A secret along the city’s streets: exploring the McGovern Centennial Gardens

Featured at the McGovern Centennial is a statue of ancient philosopher Confucius, who has taught the people how to act since approximtely 5th century B.C.

The entire kindergarten class was enchanted by the Secret Garden. Every time we neared the end of music class, we would plead with Ms.Fox to tell us the story once again. Her eyes grew wide and her voice mysterious as she pantomimed her unintentional stumble into this parallel universe of exquisite nature that she called the Secret Garden. It didn’t matter that we’d heard the tale time and time again. Each word of the way transported me to a world where I could speak to dragonflies and lived in a red and white polka-dot mushroom. 

Ms.Fox moved away the following year, and the secret garden became a dry plain in the drought of my memory.
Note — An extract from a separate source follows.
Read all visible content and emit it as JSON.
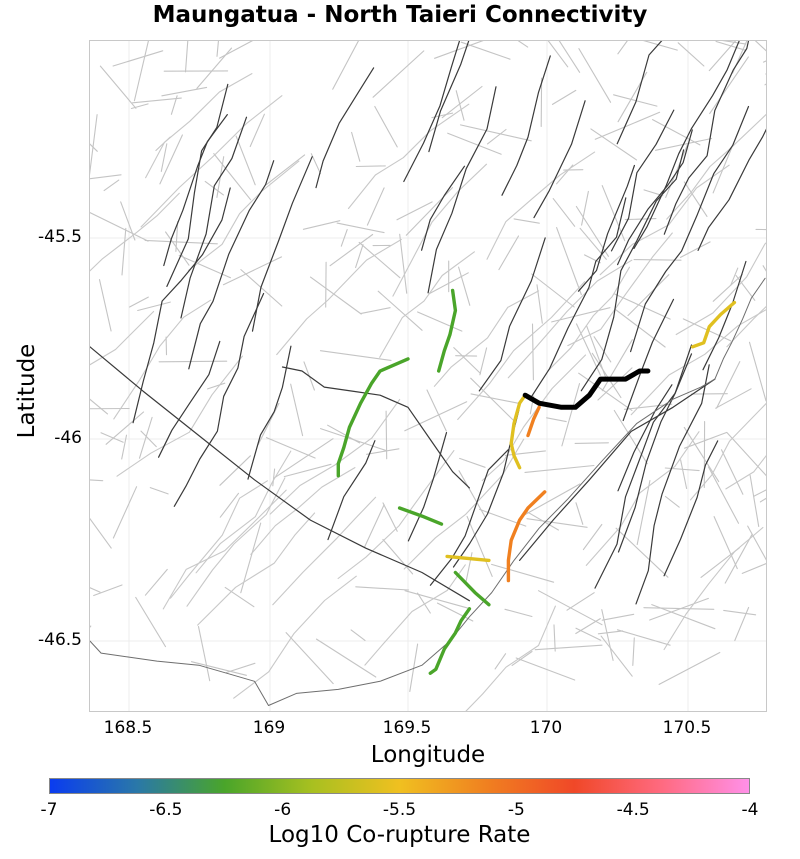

It remained that way for ten years, until I stepped into the McGovern Centennial Gardens. It took a tenth of a second for that secret garden to come back to life.

The Hermann Park Conservancy first broke ground on the McGovern Centennial Gardens in October 2013, as part of their Centennial celebration: 100 years of Hermann Park. In a grand culmination of the festivities, an international design team drafted a multi-garden layout to be interspersed with public art donated from countries around the world. Its ribbon was cut approximately one year later, and it now sits nestled in the museum district. Neighboring the Museum of Fine Arts Houston and the Museum of Natural Science, the Washington Post’s City Guide called it “Houston’s best kept secret.” It truly is my garden.
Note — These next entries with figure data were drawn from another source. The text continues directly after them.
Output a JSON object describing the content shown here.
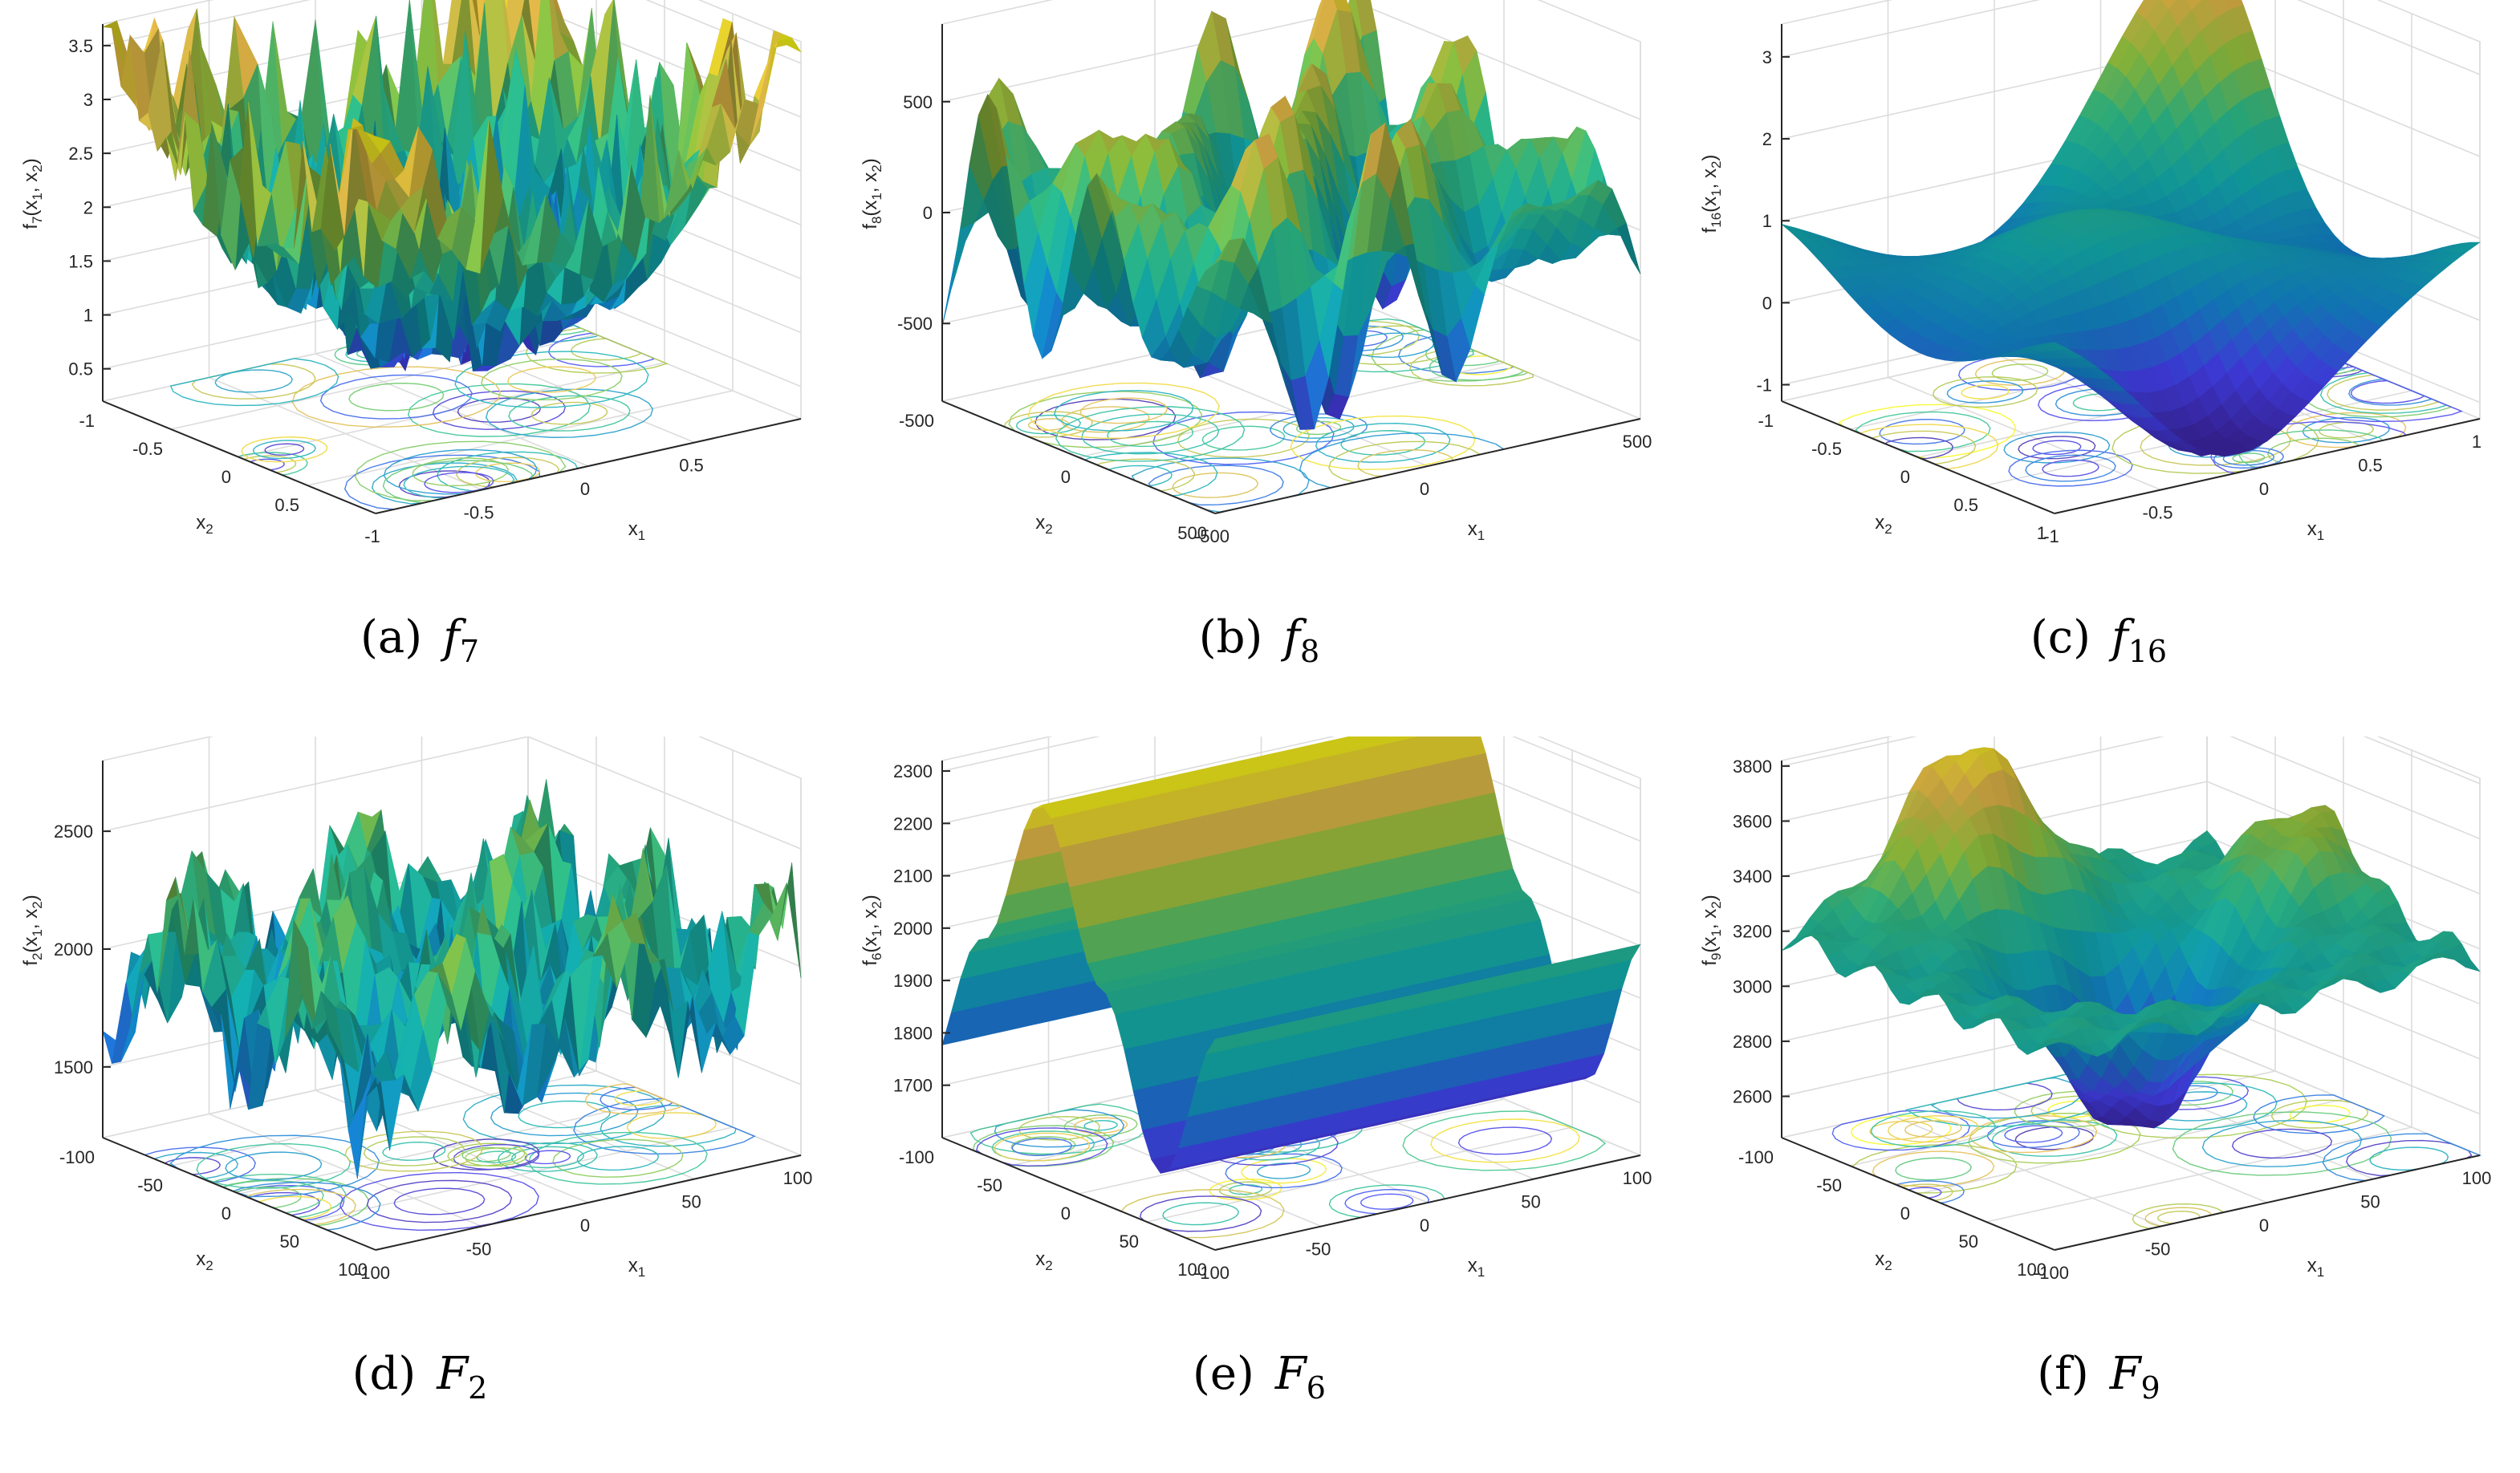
{
  "colors": {
    "axis": "#262626",
    "grid": "#dcdcdc",
    "colormap": [
      "#3e26a8",
      "#4743f9",
      "#1389d2",
      "#13b1b5",
      "#30c28c",
      "#97c93f",
      "#e7ba4a",
      "#f9fb14"
    ]
  },
  "chart_data": [
    {
      "type": "surface",
      "caption": {
        "label": "(a)",
        "fn": "f",
        "sub": "7"
      },
      "zlabel": "f",
      "zsub": "7",
      "xlabel": "x",
      "xsub": "1",
      "ylabel": "x",
      "ysub": "2",
      "xlim": [
        -1,
        1
      ],
      "ylim": [
        -1,
        1
      ],
      "zlim": [
        0.2,
        3.7
      ],
      "zticks": [
        "0.5",
        "1",
        "1.5",
        "2",
        "2.5",
        "3",
        "3.5"
      ],
      "zvals": [
        0.5,
        1,
        1.5,
        2,
        2.5,
        3,
        3.5
      ],
      "xticks": [
        "-1",
        "-0.5",
        "0",
        "0.5"
      ],
      "xvals": [
        -1,
        -0.5,
        0,
        0.5
      ],
      "yticks": [
        "-1",
        "-0.5",
        "0",
        "0.5"
      ],
      "yvals": [
        -1,
        -0.5,
        0,
        0.5
      ],
      "description": "Rugged bowl-shaped surface with many sharp spikes, minimum near origin"
    },
    {
      "type": "surface",
      "caption": {
        "label": "(b)",
        "fn": "f",
        "sub": "8"
      },
      "zlabel": "f",
      "zsub": "8",
      "xlabel": "x",
      "xsub": "1",
      "ylabel": "x",
      "ysub": "2",
      "xlim": [
        -500,
        500
      ],
      "ylim": [
        -500,
        500
      ],
      "zlim": [
        -850,
        850
      ],
      "zticks": [
        "-500",
        "0",
        "500"
      ],
      "zvals": [
        -500,
        0,
        500
      ],
      "xticks": [
        "-500",
        "0",
        "500"
      ],
      "xvals": [
        -500,
        0,
        500
      ],
      "yticks": [
        "-500",
        "0",
        "500"
      ],
      "yvals": [
        -500,
        0,
        500
      ],
      "description": "Highly oscillatory egg-crate surface"
    },
    {
      "type": "surface",
      "caption": {
        "label": "(c)",
        "fn": "f",
        "sub": "16"
      },
      "zlabel": "f",
      "zsub": "16",
      "xlabel": "x",
      "xsub": "1",
      "ylabel": "x",
      "ysub": "2",
      "xlim": [
        -1,
        1
      ],
      "ylim": [
        -1,
        1
      ],
      "zlim": [
        -1.2,
        3.4
      ],
      "zticks": [
        "-1",
        "0",
        "1",
        "2",
        "3"
      ],
      "zvals": [
        -1,
        0,
        1,
        2,
        3
      ],
      "xticks": [
        "-1",
        "-0.5",
        "0",
        "0.5",
        "1"
      ],
      "xvals": [
        -1,
        -0.5,
        0,
        0.5,
        1
      ],
      "yticks": [
        "-1",
        "-0.5",
        "0",
        "0.5",
        "1"
      ],
      "yvals": [
        -1,
        -0.5,
        0,
        0.5,
        1
      ],
      "description": "Smooth multimodal surface with a peak at one corner"
    },
    {
      "type": "surface",
      "caption": {
        "label": "(d)",
        "fn": "F",
        "sub": "2"
      },
      "zlabel": "f",
      "zsub": "2",
      "xlabel": "x",
      "xsub": "1",
      "ylabel": "x",
      "ysub": "2",
      "xlim": [
        -100,
        100
      ],
      "ylim": [
        -100,
        100
      ],
      "zlim": [
        1200,
        2800
      ],
      "zticks": [
        "1500",
        "2000",
        "2500"
      ],
      "zvals": [
        1500,
        2000,
        2500
      ],
      "xticks": [
        "-100",
        "-50",
        "0",
        "50",
        "100"
      ],
      "xvals": [
        -100,
        -50,
        0,
        50,
        100
      ],
      "yticks": [
        "-100",
        "-50",
        "0",
        "50",
        "100"
      ],
      "yvals": [
        -100,
        -50,
        0,
        50,
        100
      ],
      "description": "Noisy multimodal surface with many peaks"
    },
    {
      "type": "surface",
      "caption": {
        "label": "(e)",
        "fn": "F",
        "sub": "6"
      },
      "zlabel": "f",
      "zsub": "6",
      "xlabel": "x",
      "xsub": "1",
      "ylabel": "x",
      "ysub": "2",
      "xlim": [
        -100,
        100
      ],
      "ylim": [
        -100,
        100
      ],
      "zlim": [
        1600,
        2320
      ],
      "zticks": [
        "1700",
        "1800",
        "1900",
        "2000",
        "2100",
        "2200",
        "2300"
      ],
      "zvals": [
        1700,
        1800,
        1900,
        2000,
        2100,
        2200,
        2300
      ],
      "xticks": [
        "-100",
        "-50",
        "0",
        "50",
        "100"
      ],
      "xvals": [
        -100,
        -50,
        0,
        50,
        100
      ],
      "yticks": [
        "-100",
        "-50",
        "0",
        "50",
        "100"
      ],
      "yvals": [
        -100,
        -50,
        0,
        50,
        100
      ],
      "description": "Ridged surface varying only along x2"
    },
    {
      "type": "surface",
      "caption": {
        "label": "(f)",
        "fn": "F",
        "sub": "9"
      },
      "zlabel": "f",
      "zsub": "9",
      "xlabel": "x",
      "xsub": "1",
      "ylabel": "x",
      "ysub": "2",
      "xlim": [
        -100,
        100
      ],
      "ylim": [
        -100,
        100
      ],
      "zlim": [
        2450,
        3820
      ],
      "zticks": [
        "2600",
        "2800",
        "3000",
        "3200",
        "3400",
        "3600",
        "3800"
      ],
      "zvals": [
        2600,
        2800,
        3000,
        3200,
        3400,
        3600,
        3800
      ],
      "xticks": [
        "-100",
        "-50",
        "0",
        "50",
        "100"
      ],
      "xvals": [
        -100,
        -50,
        0,
        50,
        100
      ],
      "yticks": [
        "-100",
        "-50",
        "0",
        "50",
        "100"
      ],
      "yvals": [
        -100,
        -50,
        0,
        50,
        100
      ],
      "description": "Basin-shaped surface with central minimum and surrounding peaks"
    }
  ]
}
The Centennial Gardens were launched by the Hermann Park Conservancy, and opened to the public in late 2014. (Source: Hermann Park Conservancy)

Giving into the urge to take the scenic route, I parked along Miller Outdoor Theatre’s backlot and made a brief trek around their boasted hill. Upon crossing Hermann Park Drive, I almost missed the Centennial, shrouded by the skyline’s typical occupants of live oaks and parking garages. After I went in, I couldn’t imagine how I nearly made the oversight. A sculpture-lined gravel path forked at the base of a 30-foot mound that cascaded upwards toward the sky, in a spiral that nudged it, rather than pierced it. I felt as if I had entered a utopia, where sculptures of Gandhi and Confucius alongside fellow philosophers and poets, were molded mid-stride, so that I walked with them, rather than away from them. At one point, a past visitor who particularly felt humored towards the greater good was kind enough to scale the sculptures and hook masks behind the historical figures’ ears, in an act that projected both the gravity of our weighing circumstances and an uplifting sigh of comic relief.

I was at a total loss for where to head first. The day was sun-soaked and the garden, gilded in gold. I simply stood along the path with dumb legs, unable to motion where to go. It wasn’t long before the wind changed its course, because even mother nature knew that I wasn’t going to move for myself anytime soon. It waltzed around my knees and up to my chin, carrying the scent of topsoil soaked in old rain up to my nose. It was a breeze that unmistakably announced that I stood in the lungs of the city, which inhaled the buildings through the fractures in the concrete, and exhaled the depths of the Earth in a reverent exchange. It was a function of the universe that seemed like I wasn’t supposed to witness, and for an instant, I was weightless. Then I headed towards the mound.

The mound itself resembles a mix between a terraced hill and a friendly volcano. It’s traced by a cemented path embellished on either side by a scaffolding of grasses and bush, and near its peak spurts a constant gush of freshwater that tramples down its side, like a stampede of high schoolers on the way to their next class. The path is meant to spiral hikers into a garden overlook at the top, but a quiet chain draws across the beginning of the incline’s entrance, yet another reality check.

 

Along with snapdragons, buttercups, roses, and pansies, the gardens are home to a wide and diverse collection of flowering plants, herbs, citrus, and vegetables. (Photo: Gabi Rodriguez)

As I made my way around the base of the mound, flowers played tug of war for my attention. Bright yellow buttercups and blazing orange snapdragons pulled at my peripheral vision while I attempted to admire a cluster of purple pansies, and then vice-versa. Beyond the mound and towards the inlet walkways of the Centennial’s extended gardens, a bend of rose archways cartwheeled against the sky in a funneled path, and it was the roses that particularly fascinated me. The wear of Winter had already begun to wipe the pink from their buds, leaving a shade that dabbled between a well-chewed stick of bubblegum and a shy iridescence. The petals sprawled in a pant, and the thick green shoots of the tubular plants broke their rigid tension as the forgiving afternoon satisfied their long-awaited craving for consistency. They were undoubtedly beaten down by the broken pendulum that is Houston’s weather, which starkly oscillates from blithering heat to bone-chilling. Yet somehow, I managed to visit the garden during the split in-between. I couldn’t help recalling the excitement of my kindergarten self as I surveyed the long lost secret garden before me.